In the third minute, the Division of Jeanne overwhelmed their challengers and, followed by the Division of Caudelac (a motley assortment of national guard with half-stripped uniforms by this time), who went as mad as the cavalry at Borodino following the death of Montbrun.
In the fourth minute, Clausel and Soult arrived in precisely the way that Grouchy did not at Waterloo, the one via Les Halles and the other from Saint-Michel. The Bourbon forces were pushed back within the gate, shooting desperately and badly crippled. Cannons, which had not been fired since the initial sprout of grape, bristled readily on both sides, the potential for more as always a powerful punitive reminder.
In the fifth minute, the order was given by Louis-Phillipe to Delessert, who had been badly wounded by a shot from Enjolras's musket, to desist. Thus, the city was surrendered.

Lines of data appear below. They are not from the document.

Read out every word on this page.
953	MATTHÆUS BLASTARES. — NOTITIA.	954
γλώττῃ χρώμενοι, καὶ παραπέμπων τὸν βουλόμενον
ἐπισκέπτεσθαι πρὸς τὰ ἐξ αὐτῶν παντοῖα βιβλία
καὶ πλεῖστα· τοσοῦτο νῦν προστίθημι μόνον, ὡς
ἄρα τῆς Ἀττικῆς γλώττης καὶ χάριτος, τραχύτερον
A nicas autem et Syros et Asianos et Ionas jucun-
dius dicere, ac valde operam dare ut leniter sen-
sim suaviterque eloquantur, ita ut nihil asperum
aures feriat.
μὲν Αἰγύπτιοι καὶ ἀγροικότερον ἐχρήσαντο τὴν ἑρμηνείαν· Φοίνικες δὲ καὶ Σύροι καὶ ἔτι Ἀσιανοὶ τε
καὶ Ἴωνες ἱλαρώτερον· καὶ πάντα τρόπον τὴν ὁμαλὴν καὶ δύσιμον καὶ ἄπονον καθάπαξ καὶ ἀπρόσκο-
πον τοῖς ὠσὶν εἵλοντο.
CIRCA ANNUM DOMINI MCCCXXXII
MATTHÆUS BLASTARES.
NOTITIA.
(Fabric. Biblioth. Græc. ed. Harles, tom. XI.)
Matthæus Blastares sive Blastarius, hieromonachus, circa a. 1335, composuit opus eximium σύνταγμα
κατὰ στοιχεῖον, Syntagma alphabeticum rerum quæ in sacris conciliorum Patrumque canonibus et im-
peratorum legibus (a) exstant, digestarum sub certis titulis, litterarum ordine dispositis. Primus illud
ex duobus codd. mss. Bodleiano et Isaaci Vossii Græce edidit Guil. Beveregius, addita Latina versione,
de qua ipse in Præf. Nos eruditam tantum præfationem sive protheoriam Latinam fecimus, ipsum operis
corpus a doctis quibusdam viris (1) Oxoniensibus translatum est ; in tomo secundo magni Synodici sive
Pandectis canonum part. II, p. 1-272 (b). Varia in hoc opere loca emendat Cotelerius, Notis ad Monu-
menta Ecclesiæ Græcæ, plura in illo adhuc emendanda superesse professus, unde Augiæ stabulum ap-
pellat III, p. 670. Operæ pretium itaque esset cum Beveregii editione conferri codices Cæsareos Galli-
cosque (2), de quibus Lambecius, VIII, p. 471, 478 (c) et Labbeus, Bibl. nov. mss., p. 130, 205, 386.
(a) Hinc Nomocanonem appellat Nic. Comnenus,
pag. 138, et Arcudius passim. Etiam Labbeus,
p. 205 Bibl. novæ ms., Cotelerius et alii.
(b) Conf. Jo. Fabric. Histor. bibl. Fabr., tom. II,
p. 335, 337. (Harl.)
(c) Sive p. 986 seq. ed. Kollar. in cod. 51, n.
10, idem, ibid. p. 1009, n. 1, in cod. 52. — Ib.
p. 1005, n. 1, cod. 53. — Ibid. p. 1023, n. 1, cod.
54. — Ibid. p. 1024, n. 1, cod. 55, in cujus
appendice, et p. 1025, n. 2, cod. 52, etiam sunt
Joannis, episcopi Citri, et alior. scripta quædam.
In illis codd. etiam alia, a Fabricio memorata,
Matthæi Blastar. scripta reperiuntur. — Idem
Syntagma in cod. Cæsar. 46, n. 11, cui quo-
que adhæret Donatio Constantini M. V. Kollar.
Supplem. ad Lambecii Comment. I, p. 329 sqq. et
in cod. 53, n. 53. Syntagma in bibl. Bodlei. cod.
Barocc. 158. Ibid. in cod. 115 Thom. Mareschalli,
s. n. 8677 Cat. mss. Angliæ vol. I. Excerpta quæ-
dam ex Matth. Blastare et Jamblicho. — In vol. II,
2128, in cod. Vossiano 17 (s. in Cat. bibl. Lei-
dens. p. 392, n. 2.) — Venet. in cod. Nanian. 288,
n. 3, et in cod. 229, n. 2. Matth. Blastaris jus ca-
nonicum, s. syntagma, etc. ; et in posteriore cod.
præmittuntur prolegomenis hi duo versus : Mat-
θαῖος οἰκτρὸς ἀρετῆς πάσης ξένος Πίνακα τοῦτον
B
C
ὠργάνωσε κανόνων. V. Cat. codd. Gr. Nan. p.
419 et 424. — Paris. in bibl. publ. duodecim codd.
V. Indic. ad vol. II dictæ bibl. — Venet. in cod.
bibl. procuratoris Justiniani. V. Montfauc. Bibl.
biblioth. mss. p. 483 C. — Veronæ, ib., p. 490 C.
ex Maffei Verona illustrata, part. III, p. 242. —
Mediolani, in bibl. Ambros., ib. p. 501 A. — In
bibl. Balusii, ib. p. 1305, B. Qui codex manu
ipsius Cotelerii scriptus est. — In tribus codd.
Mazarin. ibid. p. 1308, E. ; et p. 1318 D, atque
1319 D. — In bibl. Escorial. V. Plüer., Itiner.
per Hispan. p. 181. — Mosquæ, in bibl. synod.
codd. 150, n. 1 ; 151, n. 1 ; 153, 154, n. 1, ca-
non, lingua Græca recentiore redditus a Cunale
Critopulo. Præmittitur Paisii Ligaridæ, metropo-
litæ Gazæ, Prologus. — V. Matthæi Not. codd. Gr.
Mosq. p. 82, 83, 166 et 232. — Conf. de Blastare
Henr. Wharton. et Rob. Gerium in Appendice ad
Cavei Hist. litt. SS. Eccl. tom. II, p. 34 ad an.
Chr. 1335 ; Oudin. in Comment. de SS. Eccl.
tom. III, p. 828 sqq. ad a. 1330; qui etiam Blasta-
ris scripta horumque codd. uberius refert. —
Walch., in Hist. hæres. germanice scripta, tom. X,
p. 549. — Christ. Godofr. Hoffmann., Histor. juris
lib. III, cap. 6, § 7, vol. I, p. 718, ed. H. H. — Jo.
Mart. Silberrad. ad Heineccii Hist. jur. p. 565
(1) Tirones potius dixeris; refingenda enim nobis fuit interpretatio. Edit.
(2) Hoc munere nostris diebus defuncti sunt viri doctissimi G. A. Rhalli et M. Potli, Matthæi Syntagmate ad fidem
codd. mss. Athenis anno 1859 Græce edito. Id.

In the accounting afterward, it was noted that the actual casualties were startlingly few: a total of eight dead on the royalist side, and twelve on the revolutionary. A good deal more were wounded in some capacity, but this was negligible in the face of what had been accomplished here. The worse off were taken at once to the Invalides, even as Louis-Phillipe, Lafayette behind him and Metternich swiftly en-route to Austria, issued a series of proclamations to general acclaim. The first created France a Republic once more, the next few promoted Jeanne and Combeferre to the ministry, and there was weeping as he pinned his own Legion of Honour to the chest of Enjolras. That youth spoke to him gravely from the words of Grandeur, and with such depth, that even Louis was moved, and tears streaked his face as he saluted the insurgent.
But no one knew, for some time, what had become of Grandeur. Concerned murmuring spread throughout the afternoon and into the early evening, but it was not until almost dark that he was found.